Après la nouvelle vague de centaines de vols annulés la semaine dernière dans le ciel de l’Europe, coïncidant avec le premier grand exode estival, le dimanche 17 juillet s’annonce comme une nouvelle journée de désagréments pour ceux qui doivent prendre l’avion. Les pilotes et hôtesses de l’air de Ryanair, Easyjet et Volotea sont en grève pendant quatre heures. Une contestation qui implique également les filiales de la low cost irlandaise Ryanair, à savoir Malta Air et Crewlink.
Les temps de la contestation
Comme le confirme également la rubrique grèves du site du ministère des Transports, les avions doivent rester au sol du 14 au 18, mais les vols sont assurés entre le 7-10 et le 18-21. L’agitation a été lancée par Filt Cgil et Uiltrasporti. Les travailleurs des sociétés de services d’assistance aéroportuaire font également grève pendant 4 heures.
Les agents de bord menacés d’injonction
Dimanche également, les contrôleurs aériens de l’ENAV se mettent également en grève, dans divers aéroports italiens, dont le centre de contrôle aérien de Milan (également responsable de Linate et Malpensa). Mais une injonction n’est pas exclue contre ce dernier. L’hypothèse est partie du ministère du Tourisme: le propriétaire Massimo Garavaglia a écrit une lettre au garant des grèves, Francesco Santoro Passarelli, lui demandant de «prendre toute initiative qu’il juge appropriée, afin d’éviter des désagréments à un secteur en reprise. Y compris l’injonction de la catégorie”. Selon le ministre, une agitation des opérateurs du contrôle aérien « risque de bloquer le secteur économique plus dynamique qui tire largement la croissance du pays. Bloquer le transport aérien, c’est bloquer le pays et porter atteinte aux droits des voyageurs et des entreprises ».

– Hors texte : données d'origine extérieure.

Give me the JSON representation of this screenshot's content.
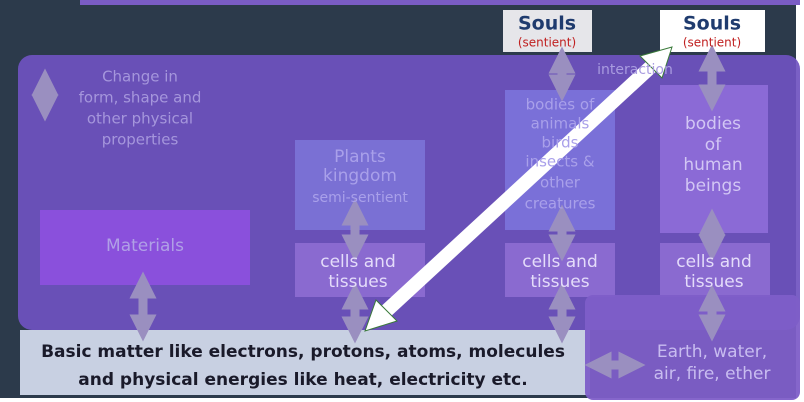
{
  "change_note": [
    "Change in",
    "form, shape and",
    "other physical",
    "properties"
  ],
  "materials": "Materials",
  "plants": {
    "title": [
      "Plants",
      "kingdom"
    ],
    "subtitle": "semi-sentient"
  },
  "souls": [
    {
      "title": "Souls",
      "subtitle": "(sentient)"
    },
    {
      "title": "Souls",
      "subtitle": "(sentient)"
    }
  ],
  "interaction": "interaction",
  "animals": [
    "bodies of",
    "animals",
    "birds",
    "insects &",
    "other",
    "creatures"
  ],
  "humans": [
    "bodies",
    "of",
    "human",
    "beings"
  ],
  "cells": [
    [
      "cells and",
      "tissues"
    ],
    [
      "cells and",
      "tissues"
    ],
    [
      "cells and",
      "tissues"
    ]
  ],
  "basic_matter": [
    "Basic matter like electrons, protons, atoms, molecules",
    "and physical energies like heat, electricity etc."
  ],
  "elements": [
    "Earth, water,",
    "air, fire, ether"
  ]
}
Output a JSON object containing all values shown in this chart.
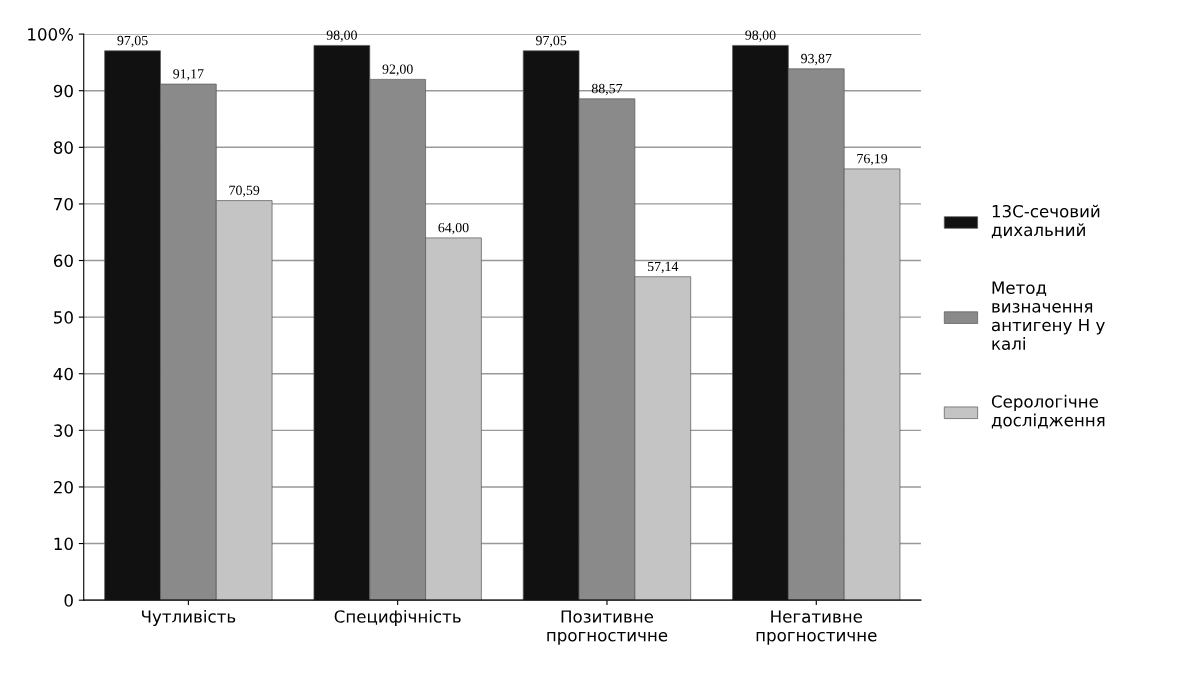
{
  "chart_data": {
    "type": "bar",
    "categories": [
      "Чутливість",
      "Специфічність",
      "Позитивне прогностичне",
      "Негативне прогностичне"
    ],
    "series": [
      {
        "name": "13С-сечовий дихальний",
        "color": "#111111",
        "values": [
          97.05,
          98.0,
          97.05,
          98.0
        ],
        "value_labels": [
          "97,05",
          "98,00",
          "97,05",
          "98,00"
        ]
      },
      {
        "name": "Метод визначення антигену Н у калі",
        "color": "#8a8a8a",
        "values": [
          91.17,
          92.0,
          88.57,
          93.87
        ],
        "value_labels": [
          "91,17",
          "92,00",
          "88,57",
          "93,87"
        ]
      },
      {
        "name": "Серологічне дослідження",
        "color": "#c4c4c4",
        "values": [
          70.59,
          64.0,
          57.14,
          76.19
        ],
        "value_labels": [
          "70,59",
          "64,00",
          "57,14",
          "76,19"
        ]
      }
    ],
    "ylim": [
      0,
      100
    ],
    "yticks": [
      0,
      10,
      20,
      30,
      40,
      50,
      60,
      70,
      80,
      90,
      {
        "value": 100,
        "label": "100%"
      }
    ],
    "grid": "y",
    "legend": "right"
  }
}
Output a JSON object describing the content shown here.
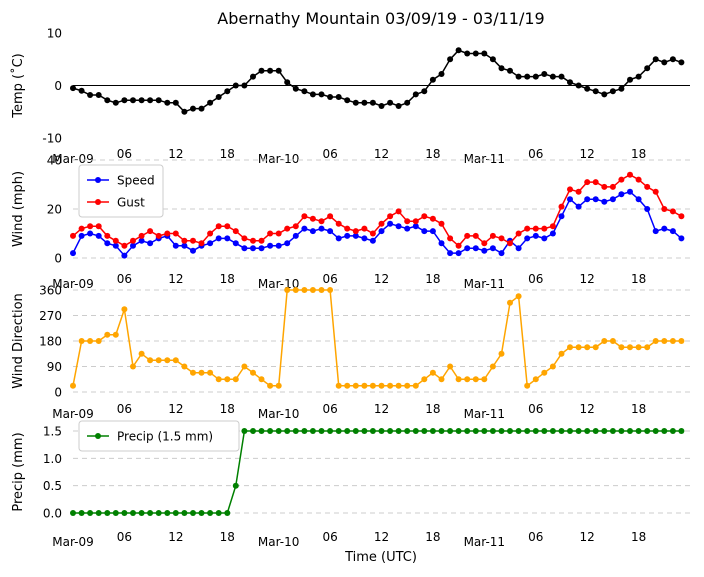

Manifestation des consommateurs
Dans ce climat, la protestation des consommateurs monte fortement. Tous les citoyens qui, en raison de la grève des pilotes et hôtesses Easyjet, Volotea, Ryanair, Malta Air et Crewlink convoquée le 17 juillet prochain, devraient subir des répercussions sur le front des vacances d’été, comme l’impossibilité de rejoindre le lieu de vacances ou la perte de jours de vacances, ils pourront intenter une action contre les compagnies aériennes et demander une indemnisation pouvant aller jusqu’à 5 000 euros chacun, selon Codacons, qui prend le terrain pour offrir une assistance juridique aux passagers impliqués dans les protestations des travailleurs de la compagnie aérienne secteur. Alors que le président de l’Union nationale des consommateurs, Massimiliano Dona, souligne que “les voyageurs ont droit non seulement à une assistance, un remboursement ou un réacheminement, mais aussi à une compensation financière car ils n’ont pas été informés de l’annulation du vol avec au moins 2 semaines de préavis”.